Amnistie internationale Canada francophone, qui avait demandé vendredi avec six autres groupes le retrait du projet de loi, analyse présentement celui-ci « avec des avocats amis ». Et « très probablement que ça va déboucher sur une action juridique », selon la porte-parole Anne Sainte-Marie.
Julius Grey estime pour sa part que les Nations unies représentent probablement la meilleure chance des opposants… encore que toute décision soit alors non contraignante. Lui-même y avait plaidé il y a trente ans, à l’encontre de la loi 178 sur l’affichage unilingue. « Le contexte est semblable, pense-t-il, même si la Charte de la langue française était un enjeu plus grand » que les questions soulevées par le projet de loi sur la laïcité.
Ottawa
À Ottawa, le ministre de la Justice, David Lametti, a évité de se mouiller dans ce dossier. « Nous sommes le parti de la Charte [des droits et libertés], a-t-il affirmé. On y croit fermement et on va examiner les options. Mais on va respirer par le nez et on va le faire avec calme. »
Or, en coulisses, on indique que le gouvernement Trudeau n’a pas l’intention d’intervenir dans le débat, ni même de piloter une éventuelle contestation judiciaire. Une source libérale note qu’il n’existe qu’un seul précédent de contestation par le fédéral d’une loi provinciale en première instance — outre des cas de séparation des pouvoirs.
D’ailleurs, souligne-t-on, Ottawa n’était pas intervenu dans la contestation judiciaire de la précédente loi québécoise sur la neutralité religieuse, déposée par les libéraux de Philippe Couillard. « On a un programme de contestation judiciaire qui offre du financement, mais c’est complètement indépendant. Ce n’est pas nous qui décidons quel dossier devrait être financé. »

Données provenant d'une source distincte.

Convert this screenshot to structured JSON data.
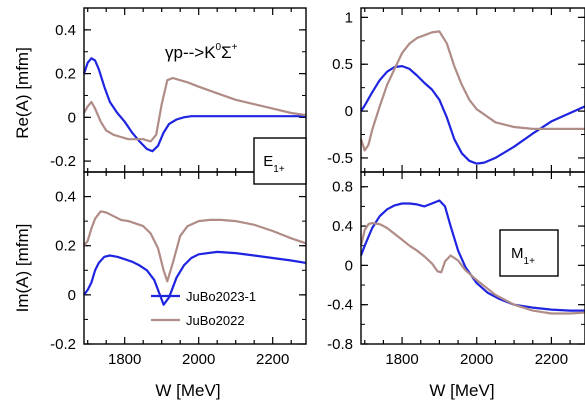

Les élus libéraux fédéraux ont par ailleurs reçu des lignes directrices pour les aider à affronter les questions des médias et des citoyens sur le sujet. Les répliques reprennent entre autres des propos passés de Justin Trudeau voulant que la Charte protège tous les droits des Canadiens et que l’État n’ait pas à dire aux citoyens comment s’habiller.